Adjacent to Amtsgerichtsplatz, a small park on Holtzendorffstrasse in southwest Berlin.
This is a town for people of taste and refinement. The cultural atmosphere feels cool and right and unhurried. In Paris there’s often the roar or at least the hum of traffic, and certainly the sound of scooters everywhere, buzzing around like hornets. Not so much here. Or at the very least, much less so. Huge sycamore trees with titanic leaders line the street where I’m staying. Big trees and abundant shade in a big city always instill a sense of calm. If someone had told me last night that I couldn’t stay indoors and I had to pitch a tent in Amtsgerichtsplatz, a small park across the street from where I’m staying, I would have been okay with that.

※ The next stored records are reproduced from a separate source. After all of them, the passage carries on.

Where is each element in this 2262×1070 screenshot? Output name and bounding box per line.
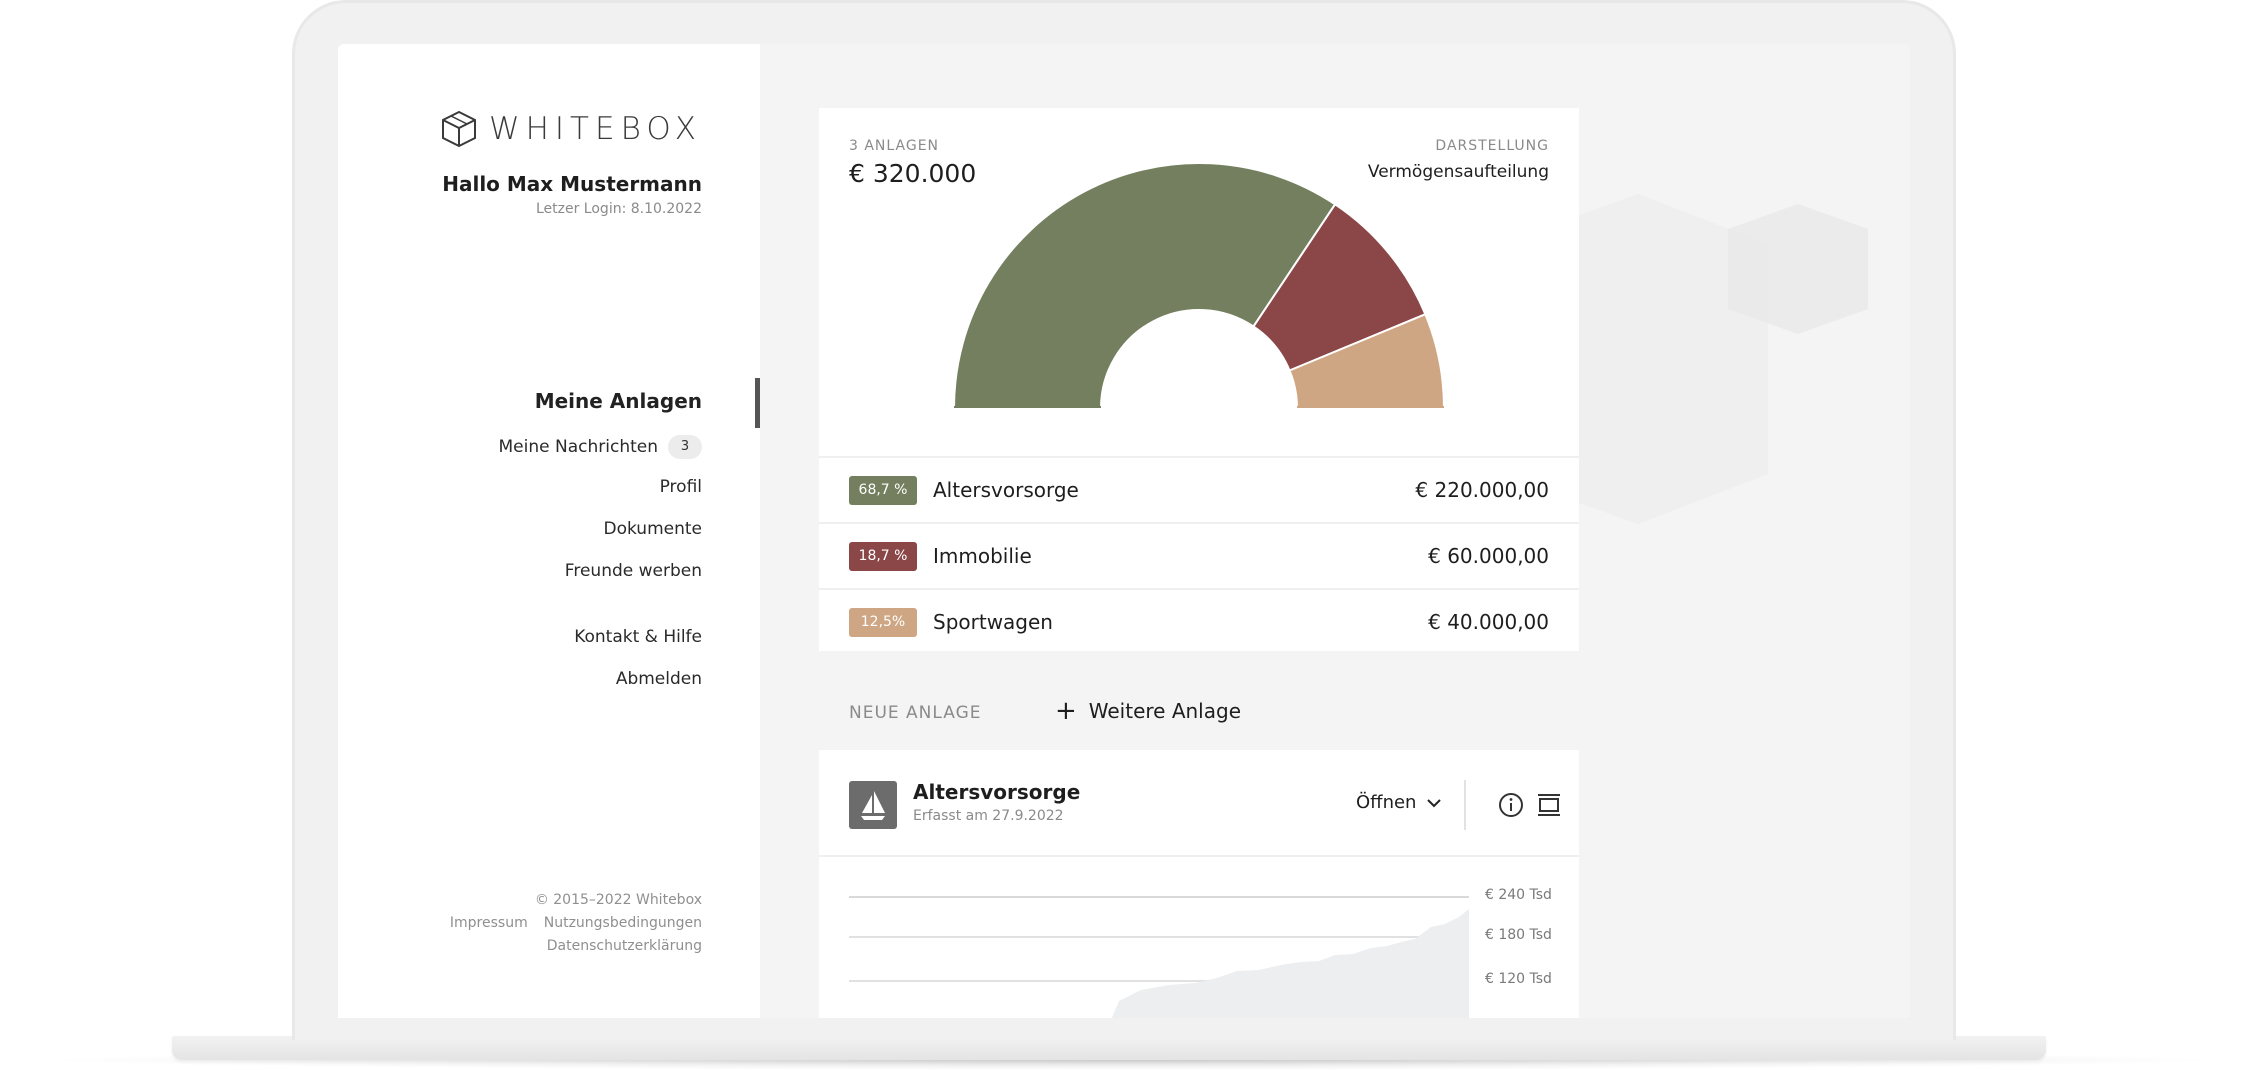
allocation-row[interactable]: 12,5% Sportwagen € 40.000,00 (819, 588, 1579, 654)
privacy-link[interactable]: Datenschutzerklärung (547, 938, 702, 954)
value-history-chart: € 240 Tsd € 180 Tsd € 120 Tsd (819, 857, 1579, 1018)
add-investment-label: Weitere Anlage (1088, 699, 1241, 723)
percent-badge: 68,7 % (849, 475, 917, 505)
terms-link[interactable]: Nutzungsbedingungen (544, 915, 702, 931)
allocation-half-donut-chart (952, 162, 1446, 408)
allocation-list: 68,7 % Altersvorsorge € 220.000,00 18,7 % Im… (819, 456, 1579, 654)
brand-logo[interactable]: WHITEBOX (441, 110, 702, 148)
sailboat-icon (849, 781, 897, 829)
nav-item-dokumente[interactable]: Dokumente (603, 519, 702, 539)
layout-icon[interactable] (1535, 791, 1563, 819)
open-dropdown-button[interactable]: Öffnen (1356, 792, 1442, 813)
donut-slice-altersvorsorge[interactable] (952, 162, 1337, 408)
nav-active-indicator (755, 378, 760, 428)
axis-label-120: € 120 Tsd (1485, 971, 1552, 987)
last-login: Letzer Login: 8.10.2022 (535, 201, 702, 217)
app-screen: WHITEBOX Hallo Max Mustermann Letzer Log… (338, 44, 1910, 1018)
axis-label-240: € 240 Tsd (1485, 887, 1552, 903)
cube-icon (441, 110, 476, 148)
imprint-link[interactable]: Impressum (450, 915, 528, 931)
brand-name: WHITEBOX (488, 111, 702, 147)
nav-item-abmelden[interactable]: Abmelden (616, 669, 702, 689)
footer-links: Impressum Nutzungsbedingungen (450, 915, 702, 931)
allocation-amount: € 60.000,00 (1428, 544, 1549, 568)
detail-title: Altersvorsorge (913, 780, 1081, 804)
nav-item-nachrichten[interactable]: Meine Nachrichten 3 (499, 435, 702, 459)
header-divider (1464, 780, 1466, 830)
allocation-row[interactable]: 18,7 % Immobilie € 60.000,00 (819, 522, 1579, 588)
open-label: Öffnen (1356, 792, 1417, 813)
detail-subtitle: Erfasst am 27.9.2022 (913, 808, 1064, 824)
nav-item-freunde-werben[interactable]: Freunde werben (565, 561, 702, 581)
allocation-name: Altersvorsorge (933, 478, 1079, 502)
allocation-name: Sportwagen (933, 610, 1053, 634)
donut-cap (1297, 406, 1444, 408)
add-investment-button[interactable]: + Weitere Anlage (1054, 696, 1241, 726)
nav-item-profil[interactable]: Profil (660, 477, 702, 497)
percent-badge: 18,7 % (849, 541, 917, 571)
info-icon[interactable] (1497, 791, 1525, 819)
investment-detail-card: Altersvorsorge Erfasst am 27.9.2022 Öffn… (819, 750, 1579, 1018)
allocation-name: Immobilie (933, 544, 1032, 568)
allocation-amount: € 220.000,00 (1415, 478, 1549, 502)
detail-header: Altersvorsorge Erfasst am 27.9.2022 Öffn… (819, 750, 1579, 857)
new-investment-label: NEUE ANLAGE (849, 703, 982, 723)
nav-item-label: Meine Nachrichten (498, 437, 658, 457)
allocation-row[interactable]: 68,7 % Altersvorsorge € 220.000,00 (819, 456, 1579, 522)
value-area (1111, 909, 1469, 1018)
background-hexagons (1538, 194, 1868, 524)
nav-item-meine-anlagen[interactable]: Meine Anlagen (535, 389, 702, 413)
allocation-amount: € 40.000,00 (1428, 610, 1549, 634)
chevron-down-icon (1427, 798, 1442, 807)
donut-cap (954, 406, 1101, 408)
sidebar: WHITEBOX Hallo Max Mustermann Letzer Log… (338, 44, 760, 1018)
plus-icon: + (1054, 696, 1077, 726)
percent-badge: 12,5% (849, 607, 917, 637)
portfolio-summary-card: 3 ANLAGEN € 320.000 DARSTELLUNG Vermögen… (819, 108, 1579, 651)
axis-label-180: € 180 Tsd (1485, 927, 1552, 943)
value-history-graph (849, 896, 1469, 1018)
user-greeting: Hallo Max Mustermann (442, 172, 702, 196)
nav-item-kontakt[interactable]: Kontakt & Hilfe (574, 627, 702, 647)
copyright: © 2015–2022 Whitebox (534, 892, 702, 908)
message-count-badge: 3 (668, 435, 702, 459)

Last night at an Italian place I accidentally knocked over a bottle of black vinegar on the table, and it hit the floor and broke open. The black vinegar began to spread across the brick floor like blood in Francis Coppola‘s Dracula. A table of four people nearby were staring at it also. I was struck by how much we all were on the same wavelength, how we were more taken by the curious visual look of this black substance spreading across the floor than by any unsettled feelings about something being broken or a sense of “oh, what an asshole that guy is, knocking over a bottle of vinegar,” etc.
I thought for sure with jet lag and my screwed-up sleep clock that I would wake up at 3 or 4 this morning, but I crashed around midnight and slept right through to 6 am.